Crime Library: Criminal Minds and Methods

John Joubert, Nebraska Boy Snatcher

Retrospective

Ressler attempts to understand what may have been at the base of Joubert's early assaults.  He'd had a friend with whom he'd developed a latent homosexual relationship.  They grew quite close, but during one summer, Joubert went away.  Upon his return, he learned that his dear companion had moved to another town.  He was unable to find out where his friend had gone, and his mother offered no help.  She apparently told him to get over it.  So the stage was set: Joubert grieved over the loss of the friend, felt lost, and developed anger toward a female who symbolized authority and assistance but who hindered him from assuaging his pain.  Soon afterward, Joubert began attacking young girls.  Ressler apparently believes that the mother's unsympathetic actions were instrumental in that.  She had also refused to take Joubert to see his father after they were divorced, which added fuel to his smoldering fire.

So Joubert had crossed a line from fantasy into action and also seemed to be on a slippery slope toward more potent assaults.

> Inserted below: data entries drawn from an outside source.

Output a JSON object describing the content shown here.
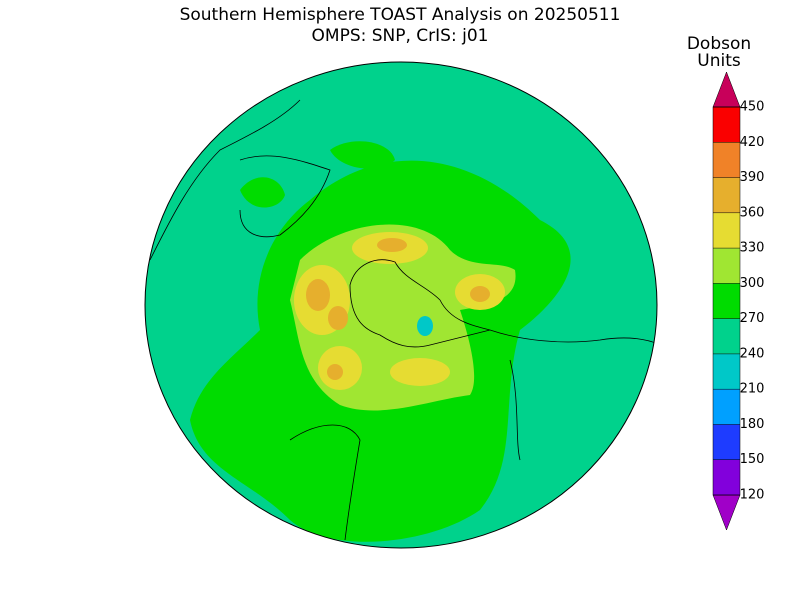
{
  "header": {
    "title": "Southern Hemisphere TOAST Analysis on 20250511",
    "subtitle": "OMPS: SNP, CrIS: j01"
  },
  "colorbar": {
    "label": [
      "Dobson",
      "Units"
    ],
    "ticks": [
      120,
      150,
      180,
      210,
      240,
      270,
      300,
      330,
      360,
      390,
      420,
      450
    ],
    "colors": [
      "#a000c8",
      "#8200dc",
      "#1e3cff",
      "#00a0ff",
      "#00c8c8",
      "#00d28c",
      "#00dc00",
      "#a0e632",
      "#e6dc32",
      "#e6af2d",
      "#f08228",
      "#fa0000",
      "#c8005a"
    ]
  }
}
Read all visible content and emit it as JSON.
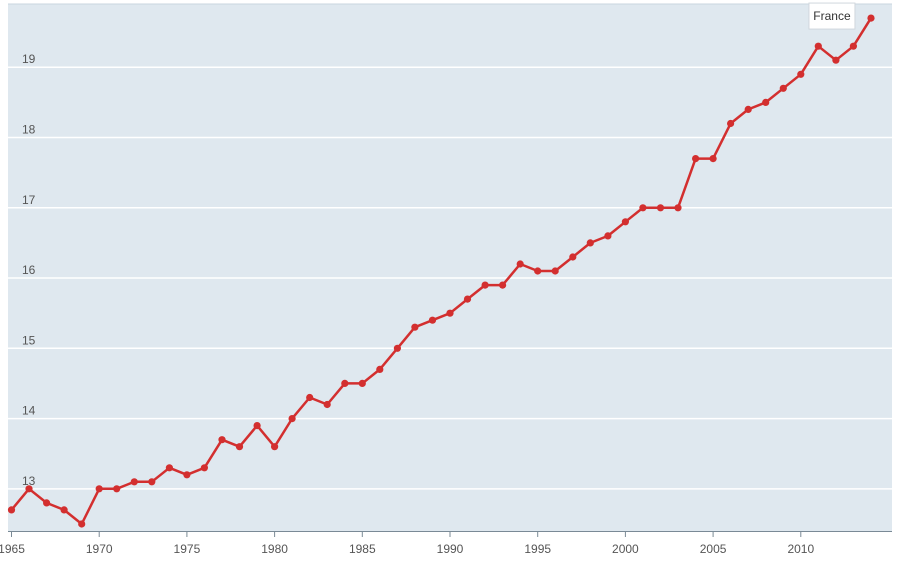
{
  "chart_data": {
    "type": "line",
    "title": "",
    "xlabel": "",
    "ylabel": "",
    "x": [
      1965,
      1966,
      1967,
      1968,
      1969,
      1970,
      1971,
      1972,
      1973,
      1974,
      1975,
      1976,
      1977,
      1978,
      1979,
      1980,
      1981,
      1982,
      1983,
      1984,
      1985,
      1986,
      1987,
      1988,
      1989,
      1990,
      1991,
      1992,
      1993,
      1994,
      1995,
      1996,
      1997,
      1998,
      1999,
      2000,
      2001,
      2002,
      2003,
      2004,
      2005,
      2006,
      2007,
      2008,
      2009,
      2010,
      2011,
      2012,
      2013,
      2014
    ],
    "series": [
      {
        "name": "France",
        "color": "#d32f2f",
        "values": [
          12.7,
          13.0,
          12.8,
          12.7,
          12.5,
          13.0,
          13.0,
          13.1,
          13.1,
          13.3,
          13.2,
          13.3,
          13.7,
          13.6,
          13.9,
          13.6,
          14.0,
          14.3,
          14.2,
          14.5,
          14.5,
          14.7,
          15.0,
          15.3,
          15.4,
          15.5,
          15.7,
          15.9,
          15.9,
          16.2,
          16.1,
          16.1,
          16.3,
          16.5,
          16.6,
          16.8,
          17.0,
          17.0,
          17.0,
          17.7,
          17.7,
          18.2,
          18.4,
          18.5,
          18.7,
          18.9,
          19.3,
          19.1,
          19.3,
          19.7
        ]
      }
    ],
    "xticks": [
      1965,
      1970,
      1975,
      1980,
      1985,
      1990,
      1995,
      2000,
      2005,
      2010
    ],
    "yticks": [
      13,
      14,
      15,
      16,
      17,
      18,
      19
    ],
    "xlim": [
      1964.8,
      2015.2
    ],
    "ylim": [
      12.4,
      19.9
    ],
    "grid": true,
    "grid_color": "#ffffff",
    "plot_background": "#dfe8ef",
    "legend": "top-right"
  }
}
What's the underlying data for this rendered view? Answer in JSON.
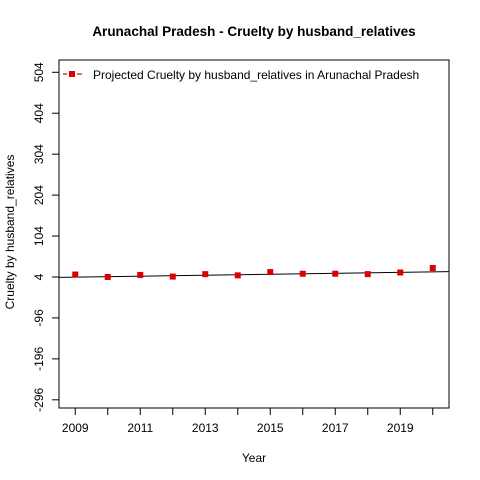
{
  "chart_data": {
    "type": "scatter",
    "title": "Arunachal Pradesh  -  Cruelty by husband_relatives",
    "xlabel": "Year",
    "ylabel": "Cruelty by husband_relatives",
    "x_ticks": [
      "2009",
      "2011",
      "2013",
      "2015",
      "2017",
      "2019"
    ],
    "y_ticks": [
      "-296",
      "-196",
      "-96",
      "4",
      "104",
      "204",
      "304",
      "404",
      "504"
    ],
    "xlim": [
      2008.5,
      2020.5
    ],
    "ylim": [
      -316,
      534
    ],
    "legend": {
      "label": "Projected  Cruelty by husband_relatives  in  Arunachal Pradesh",
      "placement": "top-left"
    },
    "series": [
      {
        "name": "Projected  Cruelty by husband_relatives  in  Arunachal Pradesh",
        "color": "#dd0000",
        "x": [
          2009,
          2010,
          2011,
          2012,
          2013,
          2014,
          2015,
          2016,
          2017,
          2018,
          2019,
          2020
        ],
        "y": [
          10,
          4,
          9,
          5,
          11,
          8,
          16,
          12,
          12,
          11,
          15,
          26
        ]
      }
    ],
    "trend_line": {
      "color": "#000000",
      "x": [
        2008.5,
        2020.5
      ],
      "y": [
        3,
        17
      ]
    }
  }
}
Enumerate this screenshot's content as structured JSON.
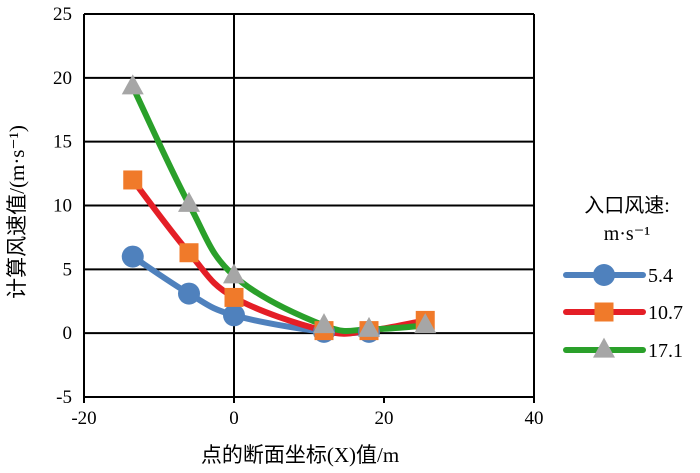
{
  "chart_data": {
    "type": "line",
    "xlabel": "点的断面坐标(X)值/m",
    "ylabel": "计算风速值/(m·s⁻¹)",
    "xlim": [
      -20,
      40
    ],
    "ylim": [
      -5,
      25
    ],
    "x_ticks": [
      "-20",
      "0",
      "20",
      "40"
    ],
    "y_ticks": [
      "-5",
      "0",
      "5",
      "10",
      "15",
      "20",
      "25"
    ],
    "grid": "horizontal",
    "smooth": true,
    "legend": {
      "title_line1": "入口风速:",
      "title_line2": "m·s⁻¹",
      "placement": "right"
    },
    "series": [
      {
        "name": "5.4",
        "color": "#4F81BD",
        "marker": "circle",
        "x": [
          -13.5,
          -6,
          0,
          12,
          18
        ],
        "y": [
          6.0,
          3.1,
          1.4,
          0.1,
          0.1
        ]
      },
      {
        "name": "10.7",
        "color": "#E41E26",
        "marker_color": "#F07A2A",
        "marker": "square",
        "x": [
          -13.5,
          -6,
          0,
          12,
          18,
          25.5
        ],
        "y": [
          12.0,
          6.3,
          2.8,
          0.2,
          0.2,
          1.0
        ]
      },
      {
        "name": "17.1",
        "color": "#2AA02A",
        "marker_color": "#A6A6A6",
        "marker": "triangle",
        "x": [
          -13.5,
          -6,
          0,
          12,
          18,
          25.5
        ],
        "y": [
          19.3,
          10.1,
          4.5,
          0.6,
          0.3,
          0.6
        ]
      }
    ]
  }
}
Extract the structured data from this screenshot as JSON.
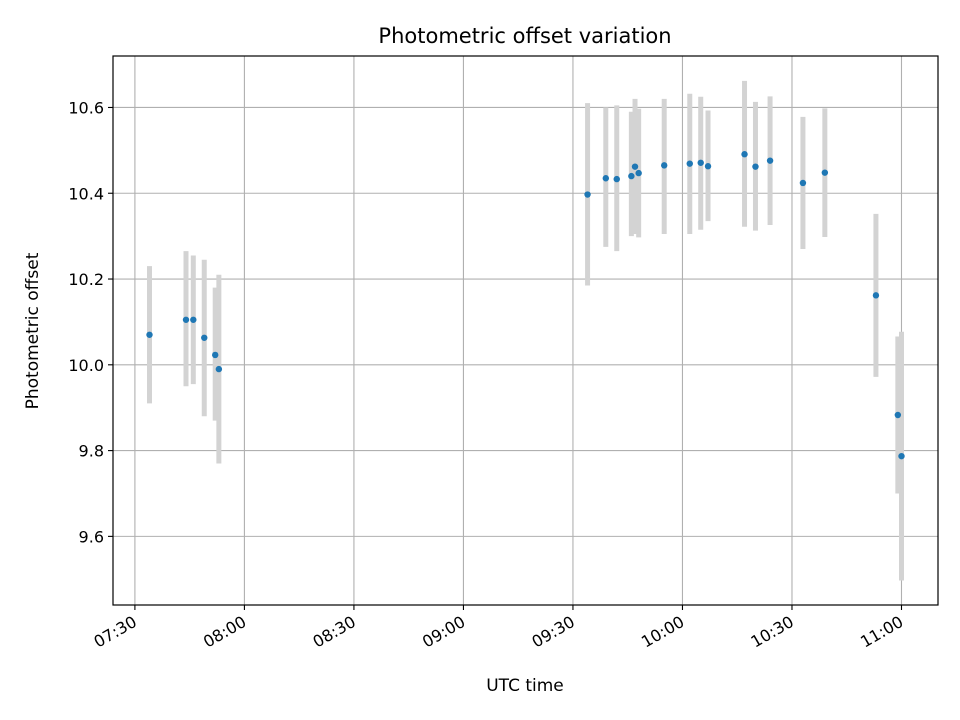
{
  "chart_data": {
    "type": "scatter",
    "title": "Photometric offset variation",
    "xlabel": "UTC time",
    "ylabel": "Photometric offset",
    "x_unit": "HH:MM UTC",
    "xlim": [
      "07:24",
      "11:10"
    ],
    "ylim": [
      9.44,
      10.72
    ],
    "grid": true,
    "x_ticks": [
      "07:30",
      "08:00",
      "08:30",
      "09:00",
      "09:30",
      "10:00",
      "10:30",
      "11:00"
    ],
    "y_ticks": [
      9.6,
      9.8,
      10.0,
      10.2,
      10.4,
      10.6
    ],
    "y_tick_labels": [
      "9.6",
      "9.8",
      "10.0",
      "10.2",
      "10.4",
      "10.6"
    ],
    "marker_color": "#1f77b4",
    "errorbar_color": "#d3d3d3",
    "points": [
      {
        "x": "07:34",
        "y": 10.07,
        "lo": 9.91,
        "hi": 10.23
      },
      {
        "x": "07:44",
        "y": 10.105,
        "lo": 9.95,
        "hi": 10.265
      },
      {
        "x": "07:46",
        "y": 10.105,
        "lo": 9.955,
        "hi": 10.255
      },
      {
        "x": "07:49",
        "y": 10.063,
        "lo": 9.88,
        "hi": 10.245
      },
      {
        "x": "07:52",
        "y": 10.023,
        "lo": 9.87,
        "hi": 10.18
      },
      {
        "x": "07:53",
        "y": 9.99,
        "lo": 9.77,
        "hi": 10.21
      },
      {
        "x": "09:34",
        "y": 10.397,
        "lo": 10.185,
        "hi": 10.61
      },
      {
        "x": "09:39",
        "y": 10.435,
        "lo": 10.275,
        "hi": 10.6
      },
      {
        "x": "09:42",
        "y": 10.433,
        "lo": 10.265,
        "hi": 10.605
      },
      {
        "x": "09:46",
        "y": 10.44,
        "lo": 10.3,
        "hi": 10.59
      },
      {
        "x": "09:47",
        "y": 10.462,
        "lo": 10.305,
        "hi": 10.62
      },
      {
        "x": "09:48",
        "y": 10.447,
        "lo": 10.297,
        "hi": 10.597
      },
      {
        "x": "09:55",
        "y": 10.465,
        "lo": 10.305,
        "hi": 10.62
      },
      {
        "x": "10:02",
        "y": 10.469,
        "lo": 10.305,
        "hi": 10.632
      },
      {
        "x": "10:05",
        "y": 10.471,
        "lo": 10.315,
        "hi": 10.625
      },
      {
        "x": "10:07",
        "y": 10.463,
        "lo": 10.335,
        "hi": 10.593
      },
      {
        "x": "10:17",
        "y": 10.491,
        "lo": 10.322,
        "hi": 10.662
      },
      {
        "x": "10:20",
        "y": 10.462,
        "lo": 10.313,
        "hi": 10.613
      },
      {
        "x": "10:24",
        "y": 10.476,
        "lo": 10.326,
        "hi": 10.626
      },
      {
        "x": "10:33",
        "y": 10.424,
        "lo": 10.27,
        "hi": 10.578
      },
      {
        "x": "10:39",
        "y": 10.448,
        "lo": 10.298,
        "hi": 10.598
      },
      {
        "x": "10:53",
        "y": 10.162,
        "lo": 9.972,
        "hi": 10.352
      },
      {
        "x": "10:59",
        "y": 9.883,
        "lo": 9.7,
        "hi": 10.066
      },
      {
        "x": "11:00",
        "y": 9.787,
        "lo": 9.497,
        "hi": 10.077
      }
    ]
  }
}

Just as interesting is Pettit's approach to Joubert.  He begins his book with a show of sympathy but ends it with genuine concern for the families of the victims and not much for Joubert.  He wasn't happy with Joubert's resistance to admitting to the murder in Maine, so he described Joubert's behavior in such a way as to indicate that he did more or less admit to it.  "It was as if he wanted to tell me straight out, to get it off his conscience, but couldn't.  I took his answer as a yes."  Apparently Joubert had believed that confessing the other two crimes ought to have spared him the death penalty, and when he was sentenced to die, he decided to say no more.

Nevertheless, Pettit was summoned to Maine during Joubert's trial to be grilled on the stand for what Joubert may or may not have said to him.  Joubert's public defender accused Pettit of brokering information for the police, which he denied.  He nevertheless "felt caught somewhere between justice and Joubert."